Limitations exist in our study. Troponin levels appear influenced by the time at which they are measured during donor management, with higher levels soon after brain death and lower levels subsequently as cardiac function improves.[2] However, since this information was conspicuously absent from the reporting of most included studies, it is difficult to know whether or to what extent timing of donor troponin measurement influenced our findings or contributed to interstudy heterogeneity. In addition, the methodologies of included studies were such that only donor troponin levels of hearts selected for transplantation are analyzed. Given that elevated donor troponin has, in practice, been associated with donor heart nonuse,[13] our results may be influenced by selection bias if hearts with lower troponin levels were more likely to be transplanted in the first place, leading to an artificially narrowed range of lower donor troponin levels in our sample, or vice versa. Although randomization of donor hearts to recipients could eliminate this bias, such practice would be ethically questionable. Furthermore, although only a few studies were identified to have high risk of bias, studies at low risk of bias were also rare. Additionally, the majority of included studies were retrospective and single centered, and we were also unable to formally assess the presence and effect of publication bias because of the low study numbers per analysis, which we presume is present.[25] There was marked heterogeneity in definitions of elevated troponin and cutoff values ranging from 0.1 to 3.1, and we were unable to account for this difference in a meta-regression because of insufficient (<10) studies in our analyses. Finally, although subgroup analyses revealed substantial contributors to heterogeneity, residual heterogeneity remains.

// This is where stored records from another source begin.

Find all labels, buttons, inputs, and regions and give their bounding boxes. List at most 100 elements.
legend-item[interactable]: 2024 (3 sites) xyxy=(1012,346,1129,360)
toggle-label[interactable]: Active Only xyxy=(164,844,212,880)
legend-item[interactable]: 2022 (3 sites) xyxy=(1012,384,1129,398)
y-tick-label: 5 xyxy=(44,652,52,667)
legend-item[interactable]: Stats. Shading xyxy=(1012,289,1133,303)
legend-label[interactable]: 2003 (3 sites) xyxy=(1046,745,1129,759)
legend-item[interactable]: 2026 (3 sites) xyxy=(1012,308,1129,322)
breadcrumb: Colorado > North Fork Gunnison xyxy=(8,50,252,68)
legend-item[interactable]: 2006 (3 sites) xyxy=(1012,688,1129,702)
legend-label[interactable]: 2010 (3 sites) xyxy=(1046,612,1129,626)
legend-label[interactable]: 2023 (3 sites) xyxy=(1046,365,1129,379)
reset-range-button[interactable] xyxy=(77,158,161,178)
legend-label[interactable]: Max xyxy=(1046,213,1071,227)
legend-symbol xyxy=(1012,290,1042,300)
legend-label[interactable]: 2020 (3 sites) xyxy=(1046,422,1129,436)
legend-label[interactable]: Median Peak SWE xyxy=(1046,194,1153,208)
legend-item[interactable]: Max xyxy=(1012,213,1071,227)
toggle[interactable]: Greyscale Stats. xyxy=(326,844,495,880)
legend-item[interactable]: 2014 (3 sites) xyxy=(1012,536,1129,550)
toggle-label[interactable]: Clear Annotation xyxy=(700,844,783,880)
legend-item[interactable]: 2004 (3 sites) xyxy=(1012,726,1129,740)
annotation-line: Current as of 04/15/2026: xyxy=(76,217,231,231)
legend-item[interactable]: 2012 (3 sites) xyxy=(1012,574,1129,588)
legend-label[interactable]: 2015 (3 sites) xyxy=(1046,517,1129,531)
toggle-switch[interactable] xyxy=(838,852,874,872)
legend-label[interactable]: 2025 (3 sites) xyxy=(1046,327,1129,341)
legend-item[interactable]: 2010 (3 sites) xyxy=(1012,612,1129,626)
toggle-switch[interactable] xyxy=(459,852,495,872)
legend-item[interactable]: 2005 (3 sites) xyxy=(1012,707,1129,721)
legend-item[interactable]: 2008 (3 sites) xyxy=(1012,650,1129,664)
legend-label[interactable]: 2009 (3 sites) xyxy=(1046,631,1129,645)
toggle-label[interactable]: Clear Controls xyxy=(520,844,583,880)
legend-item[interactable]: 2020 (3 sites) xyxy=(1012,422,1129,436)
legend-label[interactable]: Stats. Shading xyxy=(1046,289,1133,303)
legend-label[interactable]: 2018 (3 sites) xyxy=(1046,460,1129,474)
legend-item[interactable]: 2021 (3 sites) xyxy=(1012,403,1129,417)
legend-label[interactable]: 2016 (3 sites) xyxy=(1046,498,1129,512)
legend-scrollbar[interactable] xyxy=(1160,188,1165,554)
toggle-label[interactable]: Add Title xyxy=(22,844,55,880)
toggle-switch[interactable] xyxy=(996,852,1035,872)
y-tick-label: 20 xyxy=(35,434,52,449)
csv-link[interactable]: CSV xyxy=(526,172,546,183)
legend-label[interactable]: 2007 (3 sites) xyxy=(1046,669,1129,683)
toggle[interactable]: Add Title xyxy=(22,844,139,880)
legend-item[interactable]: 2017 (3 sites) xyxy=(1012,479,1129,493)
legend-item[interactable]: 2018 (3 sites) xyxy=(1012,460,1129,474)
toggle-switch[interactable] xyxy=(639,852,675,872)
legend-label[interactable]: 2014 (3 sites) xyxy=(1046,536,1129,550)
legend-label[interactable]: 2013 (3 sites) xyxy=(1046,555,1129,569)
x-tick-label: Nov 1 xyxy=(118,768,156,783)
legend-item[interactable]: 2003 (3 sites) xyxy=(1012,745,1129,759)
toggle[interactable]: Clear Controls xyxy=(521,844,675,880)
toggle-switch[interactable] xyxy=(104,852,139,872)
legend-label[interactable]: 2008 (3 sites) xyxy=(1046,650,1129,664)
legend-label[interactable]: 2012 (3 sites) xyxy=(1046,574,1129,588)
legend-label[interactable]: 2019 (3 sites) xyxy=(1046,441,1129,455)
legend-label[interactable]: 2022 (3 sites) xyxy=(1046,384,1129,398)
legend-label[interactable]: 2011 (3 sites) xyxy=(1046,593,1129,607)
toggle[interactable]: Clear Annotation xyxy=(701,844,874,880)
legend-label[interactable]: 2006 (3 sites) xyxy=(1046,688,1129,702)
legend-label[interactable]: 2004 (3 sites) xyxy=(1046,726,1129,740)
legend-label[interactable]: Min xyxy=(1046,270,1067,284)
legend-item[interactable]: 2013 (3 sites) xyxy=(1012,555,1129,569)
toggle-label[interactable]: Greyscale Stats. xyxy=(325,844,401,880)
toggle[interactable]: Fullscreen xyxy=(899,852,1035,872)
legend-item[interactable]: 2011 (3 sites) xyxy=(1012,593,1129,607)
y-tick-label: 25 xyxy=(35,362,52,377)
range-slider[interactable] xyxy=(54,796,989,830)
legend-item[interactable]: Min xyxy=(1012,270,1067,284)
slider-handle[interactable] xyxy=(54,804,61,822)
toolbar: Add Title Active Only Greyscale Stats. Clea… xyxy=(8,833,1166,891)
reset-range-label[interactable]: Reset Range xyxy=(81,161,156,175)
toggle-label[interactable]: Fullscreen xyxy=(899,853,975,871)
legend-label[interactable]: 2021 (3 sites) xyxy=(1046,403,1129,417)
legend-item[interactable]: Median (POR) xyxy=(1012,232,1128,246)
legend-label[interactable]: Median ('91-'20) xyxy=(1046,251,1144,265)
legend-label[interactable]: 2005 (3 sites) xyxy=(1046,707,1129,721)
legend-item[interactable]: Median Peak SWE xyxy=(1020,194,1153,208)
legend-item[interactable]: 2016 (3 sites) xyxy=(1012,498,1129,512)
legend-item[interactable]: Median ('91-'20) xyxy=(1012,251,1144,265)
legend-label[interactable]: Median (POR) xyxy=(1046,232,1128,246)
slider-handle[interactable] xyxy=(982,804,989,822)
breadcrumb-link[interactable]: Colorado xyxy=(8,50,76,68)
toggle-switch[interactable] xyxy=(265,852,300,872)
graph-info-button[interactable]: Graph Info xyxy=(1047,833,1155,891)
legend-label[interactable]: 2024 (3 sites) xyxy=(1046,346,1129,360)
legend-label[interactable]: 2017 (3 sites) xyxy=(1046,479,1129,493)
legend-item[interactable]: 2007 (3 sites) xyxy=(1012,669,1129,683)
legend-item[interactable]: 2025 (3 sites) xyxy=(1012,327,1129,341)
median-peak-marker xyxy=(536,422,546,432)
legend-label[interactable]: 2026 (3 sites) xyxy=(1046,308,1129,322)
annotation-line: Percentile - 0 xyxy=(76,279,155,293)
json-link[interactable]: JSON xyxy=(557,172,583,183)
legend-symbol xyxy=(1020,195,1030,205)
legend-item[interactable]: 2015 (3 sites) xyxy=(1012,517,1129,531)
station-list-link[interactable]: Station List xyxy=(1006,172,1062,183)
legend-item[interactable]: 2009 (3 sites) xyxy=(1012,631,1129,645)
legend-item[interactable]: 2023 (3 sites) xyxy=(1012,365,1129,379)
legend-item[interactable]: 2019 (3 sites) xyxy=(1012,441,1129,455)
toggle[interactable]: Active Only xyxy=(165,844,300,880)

This review highlights opportunities for future research. The unmet need for additional donor hearts has seen the implementation of expanded criteria for donor organ selection and increasing utilization of marginal hearts—including hearts with left ventricular dysfunction or hypertrophy, from donors with multiple medical comorbidities, or after cardiopulmonary resuscitation—in patients who would not otherwise have qualified for transplantation.[2] This highlights the importance of comprehensive, multimodal risk stratification including clinical, echocardiographic, and blood-based biomarker data in donor selection to maximize donation potential. Whether or not existing clinical risk stratification models may be enhanced by the inclusion of blood-based parameters is a sphere of growing interest.[46-53] Sixteen risk prediction models exist for predicting adverse outcomes post cardiac transplantation; however, all have poor to moderate discriminative power‚ and few incorporate donor hematological biomarkers.[54] Although this systematic review and meta-analysis suggests that donor troponin is unlikely to predict adverse outcomes following cardiac transplantation, the addition of other potentially prognostic donor serum parameters such as B-type natriuretic peptide and, more recently, donor-derived cell-free DNA into multibiomarker prognostic models could enrich clinical evaluation and prognostication.[2,55-59] Donor-derived cell-free DNA, in particular, has shown remarkable promise in the detection of allograft rejection in both cardiac and renal transplantation[57,60]; whether or not early measurements could be prognostic for future adverse outcomes remains to be investigated in prognostic marker studies.[61] Future high-quality studies with comprehensive, nonselective study reporting of baseline characteristics and results and consideration of important confounders through multivariable analyses are needed in the identification of potentially prognostic factors in cardiac transplantation and validate their inclusion in sophisticated prognostic modeling.[61,62]

Reassuringly, an elevated donor troponin does not necessarily portend a poor prognosis, and the available evidence does not support the routine exclusion of donor hearts on the basis of an elevated troponin level. Otherwise eligible donor hearts with isolated elevated troponin should be considered for transplantation.